On Tuesday, a day-long series of panel discussions called “Peace and Power in the Twenty-First Century,” featuring Endowment scholars, addressed topics including whether the U.S. can afford to lead the world; democracy in the Middle East; and the global middle class.  The panel discussions, funded in part by Carnegie Corporation of New York, will be broadcast on the BBC Radio program “The World Tonight” and the BBC Television program “World News.”  Watch video.

“Andrew Carnegie created the Endowment to work toward advancing global peace,” said Vartan Gregorian, President of Carnegie Corporation of New York. “To achieve that goal, Mr. Carnegie gave the institution’s Trustees ‘the widest discretion as to the measures and policy they shall from time to time adopt’  because he understood that one of the engines of peace is the ability to respond to changing times and to offer new solutions to new problems on the international stage.  He wanted the Endowment and the Corporation, as well as the other organizations and institutions he created in the U.S. and abroad, to carry on their work in perpetuity in order to constantly renew themselves and revitalize their efforts to improve conditions for humankind.”

Gregorian continued, “Over the past one hundred years, the Endowment has built a rich legacy by constantly adapting to and often leading change.
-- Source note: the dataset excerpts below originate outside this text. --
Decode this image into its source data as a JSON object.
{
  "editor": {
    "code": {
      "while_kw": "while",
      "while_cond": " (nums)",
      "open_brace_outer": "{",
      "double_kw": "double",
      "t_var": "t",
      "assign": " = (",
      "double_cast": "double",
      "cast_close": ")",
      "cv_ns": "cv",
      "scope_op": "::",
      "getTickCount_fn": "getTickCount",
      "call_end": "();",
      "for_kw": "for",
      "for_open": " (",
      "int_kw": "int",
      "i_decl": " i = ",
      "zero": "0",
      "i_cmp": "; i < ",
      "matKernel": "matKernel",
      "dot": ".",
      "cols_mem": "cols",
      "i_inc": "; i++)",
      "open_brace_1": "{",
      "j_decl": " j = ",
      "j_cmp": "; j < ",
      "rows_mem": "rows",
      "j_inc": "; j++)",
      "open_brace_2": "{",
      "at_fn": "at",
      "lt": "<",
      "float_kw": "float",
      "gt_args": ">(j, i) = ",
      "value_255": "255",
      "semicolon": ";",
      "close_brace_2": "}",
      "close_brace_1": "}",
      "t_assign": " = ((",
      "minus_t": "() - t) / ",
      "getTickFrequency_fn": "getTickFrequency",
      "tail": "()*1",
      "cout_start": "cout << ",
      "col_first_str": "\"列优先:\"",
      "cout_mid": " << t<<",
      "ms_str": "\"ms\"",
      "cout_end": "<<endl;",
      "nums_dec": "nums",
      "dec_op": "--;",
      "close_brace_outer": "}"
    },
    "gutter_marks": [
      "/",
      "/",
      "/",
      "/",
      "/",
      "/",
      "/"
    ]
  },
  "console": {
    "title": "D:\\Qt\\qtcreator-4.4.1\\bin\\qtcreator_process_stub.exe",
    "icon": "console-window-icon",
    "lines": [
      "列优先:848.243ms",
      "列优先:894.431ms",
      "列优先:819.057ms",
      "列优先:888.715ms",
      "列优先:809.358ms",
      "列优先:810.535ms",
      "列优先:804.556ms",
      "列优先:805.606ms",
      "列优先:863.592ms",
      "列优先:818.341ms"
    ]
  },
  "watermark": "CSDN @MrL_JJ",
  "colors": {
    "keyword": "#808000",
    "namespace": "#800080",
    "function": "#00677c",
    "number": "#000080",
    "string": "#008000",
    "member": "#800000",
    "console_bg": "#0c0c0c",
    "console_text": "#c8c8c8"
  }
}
It has helped incubate a number of organizations concerned with international relations—among them the German Marshall Fund of the United States, the Migration Policy Institute, the International Crisis Group, the Institute for International Economics, and the Arms Control Association.   Numerous international treaties have benefitted from the work of its scholars.  And the Endowment’s experts continue to find innovative ways to address new challenges including nuclear nonproliferation, global security and terrorism, developments in Russia, Eurasia, China, and the Middle East, climate change, and the rising influence of emerging powers and non-state actors.”

“There are two fundamental reasons why we redefined our mission, and have become a truly global think tank,” said Carnegie Endowment for International Peace president Jessica T. Mathews.  “One is globalization, thus our operations overseas will ensure that we remain effective in a global marketplace of ideas where a single national outlook is inadequate. The second is the urgent need for the United States — as the sole superpower — to understand the interests of others if it is to successfully pursue its own.”

Carnegie Corporation has provided grant support to the Endowment for nearly a century.  In the past decade alone, the Corporation has awarded more than 40 grants in excess of $18 million.  Recent grants include a $3 million award in 2008 to support the Endowment’s China Policy Research Program established to provide policymakers in both countries with a better understanding of the dynamics between the United States and China and within China itself.  A series of grants have also supported the Carnegie Moscow Center and various initiatives to promote international strategies to prevent the spread of nuclear weapons.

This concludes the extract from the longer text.